Design: Retrospective cross-sectional study.
Methods: We retrospectively assessed 780 older patients (mean, 75.5 ± 7.1 years) with long-term (≥ 28 days) prescriptions for chronic diseases at the geriatric clinics of a university hospital from January to June 2012 using the Screening Tool of Older Person's potentially inappropriate Prescriptions (STOPP). Clinical information for each patient was analyzed. Logistic regression and receiver operating characteristic curve (ROC) analyses were performed; number needed to harm (NNH) was also estimated.

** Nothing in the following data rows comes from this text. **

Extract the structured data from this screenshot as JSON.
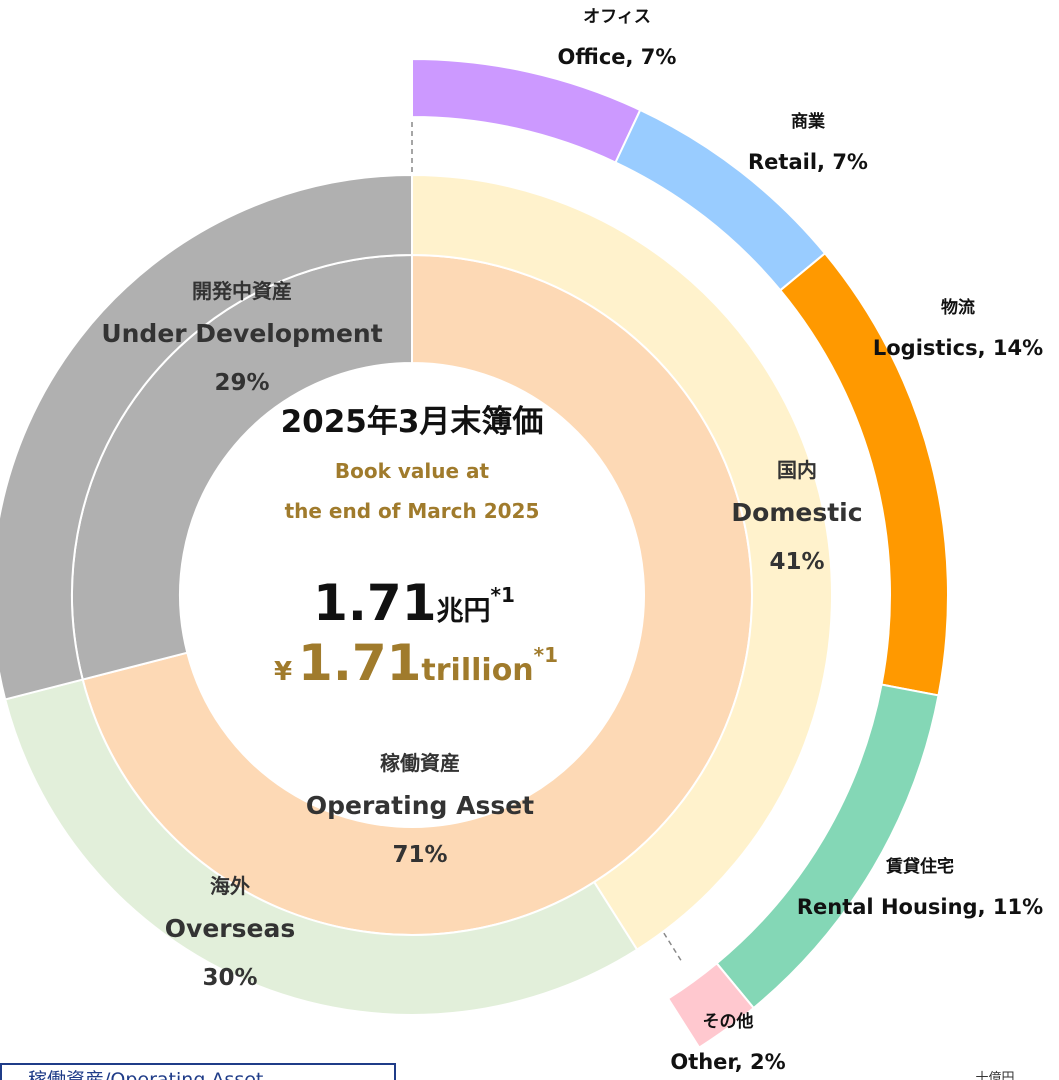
{
  "chart_data": {
    "type": "donut",
    "title": "2025年3月末簿価",
    "subtitle": [
      "Book value at",
      "the end of March 2025"
    ],
    "amount_ja": {
      "value": "1.71",
      "unit": "兆円",
      "note": "*1"
    },
    "amount_en": {
      "currency": "¥",
      "value": "1.71",
      "unit": "trillion",
      "note": "*1"
    },
    "rings": [
      {
        "names_ja": [
          "稼働資産",
          "開発中資産"
        ],
        "names_en": [
          "Operating Asset",
          "Under Development"
        ],
        "values": [
          71,
          29
        ],
        "value_labels": [
          "71%",
          "29%"
        ],
        "colors": [
          "#fdd9b5",
          "#b0b0b0"
        ]
      },
      {
        "names_ja": [
          "国内",
          "海外",
          null
        ],
        "names_en": [
          "Domestic",
          "Overseas",
          null
        ],
        "values": [
          41,
          30,
          29
        ],
        "value_labels": [
          "41%",
          "30%",
          null
        ],
        "colors": [
          "#fff2cc",
          "#e2efda",
          "#b0b0b0"
        ]
      },
      {
        "names_ja": [
          "オフィス",
          "商業",
          "物流",
          "賃貸住宅",
          "その他"
        ],
        "values": [
          7,
          7,
          14,
          11,
          2
        ],
        "value_labels": [
          "Office, 7%",
          "Retail, 7%",
          "Logistics, 14%",
          "Rental Housing, 11%",
          "Other, 2%"
        ],
        "colors": [
          "#cc99ff",
          "#99ccff",
          "#ff9900",
          "#84d7b6",
          "#ffc8cf"
        ]
      }
    ],
    "legend_box": "稼働資産/Operating Asset",
    "unit": "十億円"
  }
}
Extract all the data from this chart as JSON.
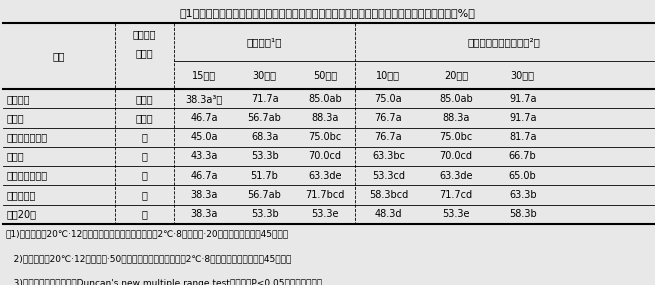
{
  "title": "表1．接種後埋雪する方法での育苗期間、ハードニング処理期間と菌核病菌接種後の生存率（%）",
  "header_col1": "品種",
  "header_col2_line1": "圃場での",
  "header_col2_line2": "抵抗性",
  "header_span1": "育苗期間¹）",
  "header_span2": "ハードニング処理期間²）",
  "sub_headers": [
    "15日間",
    "30日間",
    "50日間",
    "10日間",
    "20日間",
    "30日間"
  ],
  "rows": [
    [
      "ソーニア",
      "やや強",
      "38.3a³）",
      "71.7a",
      "85.0ab",
      "75.0a",
      "85.0ab",
      "91.7a"
    ],
    [
      "ミルカ",
      "やや強",
      "46.7a",
      "56.7ab",
      "88.3a",
      "76.7a",
      "88.3a",
      "91.7a"
    ],
    [
      "ノースホワイト",
      "中",
      "45.0a",
      "68.3a",
      "75.0bc",
      "76.7a",
      "75.0bc",
      "81.7a"
    ],
    [
      "フイア",
      "中",
      "43.3a",
      "53.3b",
      "70.0cd",
      "63.3bc",
      "70.0cd",
      "66.7b"
    ],
    [
      "ケントワイルド",
      "中",
      "46.7a",
      "51.7b",
      "63.3de",
      "53.3cd",
      "63.3de",
      "65.0b"
    ],
    [
      "マキバシロ",
      "弱",
      "38.3a",
      "56.7ab",
      "71.7bcd",
      "58.3bcd",
      "71.7cd",
      "63.3b"
    ],
    [
      "東北20号",
      "弱",
      "38.3a",
      "53.3b",
      "53.3e",
      "48.3d",
      "53.3e",
      "58.3b"
    ]
  ],
  "note_lines": [
    "注1)育苗条件：20℃·12時間日長、ハードニング処理：2℃·8時間日長·20日間、埋雪期間：45日間。",
    "   2)育苗条件：20℃·12時間日長·50日間、ハードニング処理：2℃·8時間日長、埋雪期間：45日間。",
    "   3)異なる英小文字間にはDuncan's new multiple range testにより、P<0.05で有意差あり。"
  ],
  "bg_color": "#e8e8e8",
  "lw_thick": 1.5,
  "lw_thin": 0.6
}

Results: According to STOPP criteria, 302 patients (39%) had at least one PIM. Multivariate analysis revealed that PIM risk was associated with the number of medications prescribed (P < 0.001) and the presence of cardiovascular (P < 0.001) or gastrointestinal disease (P = 0.003). The estimated area under the ROC for the number of medications needed to predict PIM risk was 0.680 (P < 0.001) with the optimal cut-off value of five medications. After adjusting covariates, patients prescribed ≥ 5 drugs [adjusted odds ratio (OR) = 5.4; adjusted NNH = 4.25; P < 0.001] and those prescribed 4 drugs (adjusted OR = 3.5; adjusted NNH = 6.88; P = 0.003) had significantly higher PIM risk than those prescribed ≤ 2 drugs.
Conclusions: The number of prescribed medications can be an index of PIM risk in older patients with chronic diseases. Clinicians should suspect high PIM risk in older outpatients with ≥ 5 prescriptions.